Kedua, kata Rina, menolak segala bentuk intimidasi pemerintah terhadap warga Rempang, termasuk upaya relokasi paksa melalui surat peringatan terhadap warga. Ketiga, membatalkan proyek strategis nasional rempang eco city, maupun proyek-proyek strategis nasional lainnya. Negara harus memihak kepentingan warga negara dibanding kepentingan investasi dan para pemodal. “Jadi ini kepentingan siapa?,” tanya Rina.

Keempat, meminta negara melepaskan cara pandang domein verklaring dalam penguasaan tanah. Sebab negara hanya merepresentasikan kepentingan rakyat. Oleh karena itu, negara harus mencerminkan kehendak rakyat, bukan kehendak para pemodal. Kelima, meminta kepada kalangan akademisi untuk bersolidaritas terhadap warga Rempang dan warga lainnya yang terdampak proyek strategis nasional. 

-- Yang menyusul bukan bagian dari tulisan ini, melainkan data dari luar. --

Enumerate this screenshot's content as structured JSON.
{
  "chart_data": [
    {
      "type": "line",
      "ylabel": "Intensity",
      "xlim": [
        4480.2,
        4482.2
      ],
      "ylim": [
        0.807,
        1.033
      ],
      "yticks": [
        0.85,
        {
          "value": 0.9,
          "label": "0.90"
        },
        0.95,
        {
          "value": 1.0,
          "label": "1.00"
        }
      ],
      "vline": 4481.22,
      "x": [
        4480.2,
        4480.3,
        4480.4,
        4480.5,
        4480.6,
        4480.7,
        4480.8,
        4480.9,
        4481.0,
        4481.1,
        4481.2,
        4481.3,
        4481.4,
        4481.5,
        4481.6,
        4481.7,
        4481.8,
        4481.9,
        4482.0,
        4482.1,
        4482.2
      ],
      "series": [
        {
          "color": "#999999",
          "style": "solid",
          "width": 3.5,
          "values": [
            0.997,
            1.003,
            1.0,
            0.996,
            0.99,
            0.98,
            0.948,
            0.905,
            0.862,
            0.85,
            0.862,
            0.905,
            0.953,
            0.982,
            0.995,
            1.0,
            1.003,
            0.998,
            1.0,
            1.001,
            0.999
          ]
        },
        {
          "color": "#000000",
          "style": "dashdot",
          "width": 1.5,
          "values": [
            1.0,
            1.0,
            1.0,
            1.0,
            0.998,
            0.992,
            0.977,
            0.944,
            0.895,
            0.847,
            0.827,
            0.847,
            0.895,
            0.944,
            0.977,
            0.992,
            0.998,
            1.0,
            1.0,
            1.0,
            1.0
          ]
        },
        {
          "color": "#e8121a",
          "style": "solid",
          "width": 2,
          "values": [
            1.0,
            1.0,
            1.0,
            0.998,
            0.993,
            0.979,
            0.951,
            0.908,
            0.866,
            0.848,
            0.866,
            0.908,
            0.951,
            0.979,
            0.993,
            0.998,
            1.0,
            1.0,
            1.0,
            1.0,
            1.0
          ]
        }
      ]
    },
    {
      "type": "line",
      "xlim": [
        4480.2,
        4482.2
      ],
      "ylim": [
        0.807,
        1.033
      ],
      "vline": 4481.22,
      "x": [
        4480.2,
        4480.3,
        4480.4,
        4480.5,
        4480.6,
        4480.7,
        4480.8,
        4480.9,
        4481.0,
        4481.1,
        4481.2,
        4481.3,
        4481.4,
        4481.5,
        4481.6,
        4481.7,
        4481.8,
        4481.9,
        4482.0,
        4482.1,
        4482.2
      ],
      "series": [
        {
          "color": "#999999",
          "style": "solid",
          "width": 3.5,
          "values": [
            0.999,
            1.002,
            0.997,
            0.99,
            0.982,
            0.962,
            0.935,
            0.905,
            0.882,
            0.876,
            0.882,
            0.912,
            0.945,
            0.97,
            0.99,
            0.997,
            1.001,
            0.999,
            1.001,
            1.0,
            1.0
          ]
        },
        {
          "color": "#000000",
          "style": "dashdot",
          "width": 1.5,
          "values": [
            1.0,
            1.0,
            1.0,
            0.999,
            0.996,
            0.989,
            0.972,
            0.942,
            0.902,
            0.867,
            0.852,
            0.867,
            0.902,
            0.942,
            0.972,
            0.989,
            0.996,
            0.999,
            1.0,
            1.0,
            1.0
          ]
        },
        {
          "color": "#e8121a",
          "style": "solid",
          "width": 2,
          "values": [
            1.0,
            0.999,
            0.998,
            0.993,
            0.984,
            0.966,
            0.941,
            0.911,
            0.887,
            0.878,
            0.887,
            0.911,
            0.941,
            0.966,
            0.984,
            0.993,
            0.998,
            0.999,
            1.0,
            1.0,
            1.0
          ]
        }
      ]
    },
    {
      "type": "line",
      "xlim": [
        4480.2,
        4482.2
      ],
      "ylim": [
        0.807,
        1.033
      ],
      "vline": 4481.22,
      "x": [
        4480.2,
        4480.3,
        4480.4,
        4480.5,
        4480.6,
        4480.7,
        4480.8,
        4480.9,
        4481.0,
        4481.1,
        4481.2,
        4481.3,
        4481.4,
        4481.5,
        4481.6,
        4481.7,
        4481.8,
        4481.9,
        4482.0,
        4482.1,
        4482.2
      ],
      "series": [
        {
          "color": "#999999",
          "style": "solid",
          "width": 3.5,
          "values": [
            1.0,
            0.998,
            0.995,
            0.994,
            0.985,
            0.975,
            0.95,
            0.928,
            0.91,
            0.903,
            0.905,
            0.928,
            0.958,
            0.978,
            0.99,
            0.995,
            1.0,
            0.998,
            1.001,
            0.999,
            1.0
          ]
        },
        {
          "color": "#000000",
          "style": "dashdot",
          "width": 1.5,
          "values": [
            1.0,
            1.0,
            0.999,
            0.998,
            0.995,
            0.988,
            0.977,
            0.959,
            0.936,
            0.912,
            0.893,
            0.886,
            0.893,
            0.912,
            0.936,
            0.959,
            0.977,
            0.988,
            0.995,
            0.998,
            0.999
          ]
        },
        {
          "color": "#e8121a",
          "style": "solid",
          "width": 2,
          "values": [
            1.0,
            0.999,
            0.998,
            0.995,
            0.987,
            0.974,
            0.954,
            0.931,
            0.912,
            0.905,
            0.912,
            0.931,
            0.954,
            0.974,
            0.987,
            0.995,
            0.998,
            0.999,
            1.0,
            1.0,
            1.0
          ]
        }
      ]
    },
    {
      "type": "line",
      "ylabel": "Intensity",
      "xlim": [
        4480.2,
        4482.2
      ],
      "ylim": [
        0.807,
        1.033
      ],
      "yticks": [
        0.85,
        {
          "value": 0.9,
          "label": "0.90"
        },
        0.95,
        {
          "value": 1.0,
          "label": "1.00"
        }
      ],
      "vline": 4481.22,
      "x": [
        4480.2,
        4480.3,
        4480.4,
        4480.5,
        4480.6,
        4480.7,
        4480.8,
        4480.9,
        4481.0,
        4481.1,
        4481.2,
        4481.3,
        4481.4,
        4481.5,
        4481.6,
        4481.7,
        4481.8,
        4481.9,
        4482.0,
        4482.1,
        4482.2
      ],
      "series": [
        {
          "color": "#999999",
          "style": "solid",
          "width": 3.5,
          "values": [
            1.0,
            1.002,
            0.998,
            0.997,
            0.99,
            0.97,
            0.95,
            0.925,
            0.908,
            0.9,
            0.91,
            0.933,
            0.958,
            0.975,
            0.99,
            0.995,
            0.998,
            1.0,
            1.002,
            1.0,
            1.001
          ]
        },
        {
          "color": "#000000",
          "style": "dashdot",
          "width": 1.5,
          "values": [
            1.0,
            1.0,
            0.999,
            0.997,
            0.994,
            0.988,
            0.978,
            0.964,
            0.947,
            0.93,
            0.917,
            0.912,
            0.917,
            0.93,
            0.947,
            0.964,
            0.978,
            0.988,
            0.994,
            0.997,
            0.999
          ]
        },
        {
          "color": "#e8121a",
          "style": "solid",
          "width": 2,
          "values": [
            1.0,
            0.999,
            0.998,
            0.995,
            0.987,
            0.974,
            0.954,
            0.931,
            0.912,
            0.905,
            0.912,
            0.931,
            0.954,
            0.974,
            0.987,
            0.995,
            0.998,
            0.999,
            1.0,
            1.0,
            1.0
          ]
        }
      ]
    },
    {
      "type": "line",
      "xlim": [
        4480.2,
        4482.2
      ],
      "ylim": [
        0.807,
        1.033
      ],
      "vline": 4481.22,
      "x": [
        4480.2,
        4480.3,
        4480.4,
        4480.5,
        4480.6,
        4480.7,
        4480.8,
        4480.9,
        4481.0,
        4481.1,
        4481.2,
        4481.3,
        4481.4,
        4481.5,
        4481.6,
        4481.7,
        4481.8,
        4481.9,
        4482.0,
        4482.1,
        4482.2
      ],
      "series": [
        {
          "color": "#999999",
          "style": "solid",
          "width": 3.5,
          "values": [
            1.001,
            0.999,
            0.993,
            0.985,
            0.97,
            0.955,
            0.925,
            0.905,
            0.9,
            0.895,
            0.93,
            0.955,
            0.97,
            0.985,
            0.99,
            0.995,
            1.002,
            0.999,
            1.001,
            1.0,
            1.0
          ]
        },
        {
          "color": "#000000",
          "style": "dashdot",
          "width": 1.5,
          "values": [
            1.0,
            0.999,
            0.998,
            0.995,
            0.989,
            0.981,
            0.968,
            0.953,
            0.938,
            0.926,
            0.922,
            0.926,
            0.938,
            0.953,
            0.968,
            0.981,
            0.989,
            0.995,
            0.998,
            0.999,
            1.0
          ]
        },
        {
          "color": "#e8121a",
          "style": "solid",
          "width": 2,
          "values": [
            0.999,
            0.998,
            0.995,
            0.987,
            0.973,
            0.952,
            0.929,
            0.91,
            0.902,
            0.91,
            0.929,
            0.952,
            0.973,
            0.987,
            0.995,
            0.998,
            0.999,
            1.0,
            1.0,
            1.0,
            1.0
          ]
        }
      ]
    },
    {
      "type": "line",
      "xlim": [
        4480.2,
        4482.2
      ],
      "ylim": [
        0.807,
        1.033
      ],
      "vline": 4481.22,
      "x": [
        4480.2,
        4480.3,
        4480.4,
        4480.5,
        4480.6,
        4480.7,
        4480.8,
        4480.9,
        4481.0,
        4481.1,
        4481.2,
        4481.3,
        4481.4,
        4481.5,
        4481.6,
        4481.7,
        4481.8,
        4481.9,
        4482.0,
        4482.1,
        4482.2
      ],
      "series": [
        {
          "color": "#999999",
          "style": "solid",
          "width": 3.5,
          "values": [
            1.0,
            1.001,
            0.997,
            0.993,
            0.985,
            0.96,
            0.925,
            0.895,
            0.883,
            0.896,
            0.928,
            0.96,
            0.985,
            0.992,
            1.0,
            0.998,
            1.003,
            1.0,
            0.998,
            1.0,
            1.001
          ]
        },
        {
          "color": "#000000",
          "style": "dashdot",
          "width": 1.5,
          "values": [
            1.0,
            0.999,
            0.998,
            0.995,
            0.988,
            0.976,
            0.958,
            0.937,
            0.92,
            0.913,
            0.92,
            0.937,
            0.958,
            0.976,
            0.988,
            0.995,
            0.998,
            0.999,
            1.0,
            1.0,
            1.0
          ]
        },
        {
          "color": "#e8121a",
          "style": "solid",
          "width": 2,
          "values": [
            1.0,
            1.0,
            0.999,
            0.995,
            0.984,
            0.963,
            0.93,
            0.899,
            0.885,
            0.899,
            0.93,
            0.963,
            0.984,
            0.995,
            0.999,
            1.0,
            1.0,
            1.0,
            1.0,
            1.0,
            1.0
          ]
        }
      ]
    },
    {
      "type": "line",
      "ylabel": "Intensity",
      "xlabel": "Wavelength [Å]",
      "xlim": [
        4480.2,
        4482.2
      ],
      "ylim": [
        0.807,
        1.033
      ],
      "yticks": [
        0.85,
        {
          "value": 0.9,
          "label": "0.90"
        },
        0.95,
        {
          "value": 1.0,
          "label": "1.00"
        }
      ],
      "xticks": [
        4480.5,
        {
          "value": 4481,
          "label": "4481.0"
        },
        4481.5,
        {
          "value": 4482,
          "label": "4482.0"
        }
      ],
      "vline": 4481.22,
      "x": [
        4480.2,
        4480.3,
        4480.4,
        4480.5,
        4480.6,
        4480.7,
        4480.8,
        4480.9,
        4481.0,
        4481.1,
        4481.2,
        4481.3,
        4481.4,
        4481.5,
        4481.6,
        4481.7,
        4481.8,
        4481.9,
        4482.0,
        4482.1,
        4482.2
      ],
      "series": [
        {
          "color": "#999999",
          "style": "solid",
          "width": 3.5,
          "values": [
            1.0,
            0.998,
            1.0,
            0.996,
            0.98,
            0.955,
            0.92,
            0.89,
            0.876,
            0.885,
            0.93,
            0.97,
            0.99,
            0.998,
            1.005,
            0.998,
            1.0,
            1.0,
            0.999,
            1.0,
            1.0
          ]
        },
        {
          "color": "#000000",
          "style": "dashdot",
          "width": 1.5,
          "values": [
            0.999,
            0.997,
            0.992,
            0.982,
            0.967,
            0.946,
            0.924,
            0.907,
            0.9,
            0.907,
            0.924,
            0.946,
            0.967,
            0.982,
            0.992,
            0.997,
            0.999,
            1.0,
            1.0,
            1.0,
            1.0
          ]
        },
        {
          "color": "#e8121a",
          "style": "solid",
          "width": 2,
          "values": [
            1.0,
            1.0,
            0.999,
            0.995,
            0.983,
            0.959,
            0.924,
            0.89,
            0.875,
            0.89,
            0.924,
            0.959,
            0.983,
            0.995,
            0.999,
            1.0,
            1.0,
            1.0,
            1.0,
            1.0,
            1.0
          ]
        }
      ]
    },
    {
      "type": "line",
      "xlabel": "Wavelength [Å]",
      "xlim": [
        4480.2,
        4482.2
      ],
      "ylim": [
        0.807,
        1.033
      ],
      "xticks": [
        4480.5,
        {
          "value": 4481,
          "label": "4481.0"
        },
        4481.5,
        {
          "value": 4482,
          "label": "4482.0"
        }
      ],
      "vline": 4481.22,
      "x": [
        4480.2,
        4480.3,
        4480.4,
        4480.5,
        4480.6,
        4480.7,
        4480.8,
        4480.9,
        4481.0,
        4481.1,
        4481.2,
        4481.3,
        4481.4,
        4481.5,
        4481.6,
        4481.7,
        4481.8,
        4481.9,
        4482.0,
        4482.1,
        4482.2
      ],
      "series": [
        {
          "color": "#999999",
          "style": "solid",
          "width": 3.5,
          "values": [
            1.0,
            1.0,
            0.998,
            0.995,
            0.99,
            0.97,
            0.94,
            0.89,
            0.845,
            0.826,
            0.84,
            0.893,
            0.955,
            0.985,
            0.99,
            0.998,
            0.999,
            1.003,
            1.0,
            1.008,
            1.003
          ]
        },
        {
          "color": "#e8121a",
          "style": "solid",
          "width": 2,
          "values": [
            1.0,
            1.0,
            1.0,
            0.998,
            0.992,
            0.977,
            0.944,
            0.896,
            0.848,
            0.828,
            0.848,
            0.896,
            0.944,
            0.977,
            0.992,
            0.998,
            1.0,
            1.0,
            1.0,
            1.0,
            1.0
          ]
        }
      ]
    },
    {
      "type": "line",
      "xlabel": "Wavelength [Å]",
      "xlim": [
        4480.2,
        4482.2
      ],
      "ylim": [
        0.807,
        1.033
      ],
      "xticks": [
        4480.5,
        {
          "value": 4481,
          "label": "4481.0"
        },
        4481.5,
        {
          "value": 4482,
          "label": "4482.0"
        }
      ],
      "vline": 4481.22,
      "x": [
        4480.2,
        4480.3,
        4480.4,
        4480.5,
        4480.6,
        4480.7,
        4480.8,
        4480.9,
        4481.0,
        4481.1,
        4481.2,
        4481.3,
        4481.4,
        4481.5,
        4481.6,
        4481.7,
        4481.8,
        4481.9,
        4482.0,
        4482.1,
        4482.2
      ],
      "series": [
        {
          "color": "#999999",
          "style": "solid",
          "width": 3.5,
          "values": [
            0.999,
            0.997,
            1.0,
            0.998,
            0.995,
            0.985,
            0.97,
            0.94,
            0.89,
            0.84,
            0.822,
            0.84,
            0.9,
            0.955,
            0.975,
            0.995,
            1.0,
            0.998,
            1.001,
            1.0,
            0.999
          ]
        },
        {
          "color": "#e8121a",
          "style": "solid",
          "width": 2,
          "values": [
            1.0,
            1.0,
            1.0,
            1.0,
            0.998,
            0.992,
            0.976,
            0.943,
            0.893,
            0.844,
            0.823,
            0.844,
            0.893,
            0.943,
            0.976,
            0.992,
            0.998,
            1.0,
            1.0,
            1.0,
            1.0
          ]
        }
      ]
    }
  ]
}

“Naluri kemanusiaan kita harus diaktifkan, keberpihakan kita pada rakyat banyak, pada inklusivitas keadilan sosial rakyat bukan kepada penguasa dzolim apalagi kepada pemodal tamak,” ungkap Rina.

Herdiansyah menambahkan, kami ingin menggambarkan, warga rempang tidak sendiri, “kita berharap dukungan kawan kawan semua menjadi energi yang terus melipat gandakan warga rempang”.